The May 2026 report, titled “Non-State Violators of Religious Freedom in Nigeria: Fulani Militants,” said violence by Fulani militants had caused the highest number of deaths among all religious communities in Nigeria over the preceding year, surpassing casualties from both organized insurgent groups and criminal gangs. It confirmed that at least 1.3 million Nigerians had been displaced from the Middle Belt into overcrowded, unsanitary, and unsafe displacement camps as a result of militant attacks and land invasions.
The commission said armed actors from a Fulani ethnic background had perpetrated some of the most visible and deadly attacks on religious communities, often but not exclusively targeting Christians. However, it emphasized that Muslim communities had also suffered, with Fulani assailants raiding other herders’ cattle and violently attacking non-Fulani Muslim communities. The report documented multiple attacks in Plateau, Benue, Kaduna, Niger, and Zamfara states involving killings, kidnappings, and raids on churches, mosques, and rural communities.

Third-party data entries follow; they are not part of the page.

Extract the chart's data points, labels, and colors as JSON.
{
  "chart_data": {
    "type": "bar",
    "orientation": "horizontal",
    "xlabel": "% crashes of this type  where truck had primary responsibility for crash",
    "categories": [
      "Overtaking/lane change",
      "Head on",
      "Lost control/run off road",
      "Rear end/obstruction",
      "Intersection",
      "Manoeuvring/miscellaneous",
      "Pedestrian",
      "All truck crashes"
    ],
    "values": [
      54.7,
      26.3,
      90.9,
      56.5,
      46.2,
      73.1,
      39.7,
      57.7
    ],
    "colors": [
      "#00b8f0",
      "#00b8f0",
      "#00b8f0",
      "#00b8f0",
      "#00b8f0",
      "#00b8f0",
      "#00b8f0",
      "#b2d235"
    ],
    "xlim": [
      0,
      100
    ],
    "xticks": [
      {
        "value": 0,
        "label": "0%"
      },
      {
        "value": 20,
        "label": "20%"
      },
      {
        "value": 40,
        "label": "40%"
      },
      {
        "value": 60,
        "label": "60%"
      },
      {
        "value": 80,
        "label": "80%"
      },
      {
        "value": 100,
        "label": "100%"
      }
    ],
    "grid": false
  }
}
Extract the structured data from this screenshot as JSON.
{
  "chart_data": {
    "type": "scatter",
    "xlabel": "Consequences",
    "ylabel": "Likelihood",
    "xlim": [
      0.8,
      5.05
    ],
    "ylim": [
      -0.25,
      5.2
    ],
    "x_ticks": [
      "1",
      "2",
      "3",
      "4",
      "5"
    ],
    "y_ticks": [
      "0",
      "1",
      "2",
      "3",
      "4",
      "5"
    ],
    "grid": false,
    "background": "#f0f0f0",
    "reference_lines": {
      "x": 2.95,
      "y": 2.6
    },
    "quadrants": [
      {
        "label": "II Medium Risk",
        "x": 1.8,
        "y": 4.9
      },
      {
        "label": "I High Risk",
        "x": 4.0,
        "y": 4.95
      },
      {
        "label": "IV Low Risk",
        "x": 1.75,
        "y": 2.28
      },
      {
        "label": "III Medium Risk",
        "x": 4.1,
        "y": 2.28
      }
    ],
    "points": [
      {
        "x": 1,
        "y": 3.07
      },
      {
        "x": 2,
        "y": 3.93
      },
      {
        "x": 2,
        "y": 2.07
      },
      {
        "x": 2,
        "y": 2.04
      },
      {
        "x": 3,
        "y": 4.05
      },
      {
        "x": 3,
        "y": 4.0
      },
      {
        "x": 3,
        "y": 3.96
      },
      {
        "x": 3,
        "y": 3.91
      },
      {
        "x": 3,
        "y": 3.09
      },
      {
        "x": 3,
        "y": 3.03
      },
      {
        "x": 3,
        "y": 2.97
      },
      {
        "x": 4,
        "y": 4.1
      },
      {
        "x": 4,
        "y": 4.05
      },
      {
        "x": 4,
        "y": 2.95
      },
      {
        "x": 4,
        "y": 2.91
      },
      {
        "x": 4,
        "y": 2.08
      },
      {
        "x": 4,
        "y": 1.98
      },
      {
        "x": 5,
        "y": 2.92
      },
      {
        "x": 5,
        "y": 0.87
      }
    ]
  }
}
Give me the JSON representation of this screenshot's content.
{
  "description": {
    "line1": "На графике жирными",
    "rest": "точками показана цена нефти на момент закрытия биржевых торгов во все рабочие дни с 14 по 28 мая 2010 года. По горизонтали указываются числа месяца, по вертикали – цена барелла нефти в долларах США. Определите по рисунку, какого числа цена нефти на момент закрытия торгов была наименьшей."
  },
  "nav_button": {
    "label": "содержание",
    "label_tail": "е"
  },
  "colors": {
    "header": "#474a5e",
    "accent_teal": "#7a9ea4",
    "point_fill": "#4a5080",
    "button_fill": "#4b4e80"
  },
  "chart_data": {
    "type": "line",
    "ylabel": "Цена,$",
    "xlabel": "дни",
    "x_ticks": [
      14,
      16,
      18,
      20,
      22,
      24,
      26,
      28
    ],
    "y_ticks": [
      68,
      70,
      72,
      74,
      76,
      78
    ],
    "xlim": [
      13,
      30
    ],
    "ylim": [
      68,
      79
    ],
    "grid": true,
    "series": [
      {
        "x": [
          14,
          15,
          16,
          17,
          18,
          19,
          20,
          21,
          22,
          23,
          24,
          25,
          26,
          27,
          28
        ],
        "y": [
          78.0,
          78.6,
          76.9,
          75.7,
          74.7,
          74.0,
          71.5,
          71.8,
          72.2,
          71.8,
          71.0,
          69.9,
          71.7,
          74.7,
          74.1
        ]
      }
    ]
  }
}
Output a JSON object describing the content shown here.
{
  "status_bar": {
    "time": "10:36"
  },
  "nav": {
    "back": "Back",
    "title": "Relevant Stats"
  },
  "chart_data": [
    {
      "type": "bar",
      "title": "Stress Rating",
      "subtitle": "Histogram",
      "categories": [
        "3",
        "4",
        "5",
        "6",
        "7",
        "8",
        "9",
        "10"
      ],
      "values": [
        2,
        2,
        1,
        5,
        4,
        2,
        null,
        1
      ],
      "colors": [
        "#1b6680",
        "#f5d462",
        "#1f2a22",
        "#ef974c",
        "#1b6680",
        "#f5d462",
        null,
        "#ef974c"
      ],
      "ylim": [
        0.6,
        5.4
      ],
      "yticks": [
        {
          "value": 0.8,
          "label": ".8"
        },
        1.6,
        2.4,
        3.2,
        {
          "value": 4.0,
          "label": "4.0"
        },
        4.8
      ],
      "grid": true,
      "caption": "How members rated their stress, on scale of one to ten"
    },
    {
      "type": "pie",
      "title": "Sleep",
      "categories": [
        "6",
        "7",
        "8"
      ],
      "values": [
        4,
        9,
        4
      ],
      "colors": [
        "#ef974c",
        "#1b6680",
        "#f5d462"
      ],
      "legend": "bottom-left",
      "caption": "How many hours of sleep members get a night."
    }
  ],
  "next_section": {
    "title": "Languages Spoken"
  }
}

The USCIRF said militant actors had sometimes deliberately timed operations around Christian holidays such as Christmas and Easter to maximize psychological impact and deter communities from gathering for worship or celebration.
The commission warned against interpreting the violence through a single lens, saying both those who viewed it as a concerted campaign of religious genocide against non-Muslims and those who emphasized only land competition and environmental factors were presenting incomplete pictures. It said multiple and overlapping factors, including religion in many cases, likely drove militants to attack specific communities or individuals.
Despite recent security interventions and bilateral discussions between Nigeria and the United States, the report said violent incursions into farming communities, kidnappings, and attacks on religious sites continued, leaving central Nigeria in what it described as an intense, daily, and seemingly perpetual crisis of insecurity.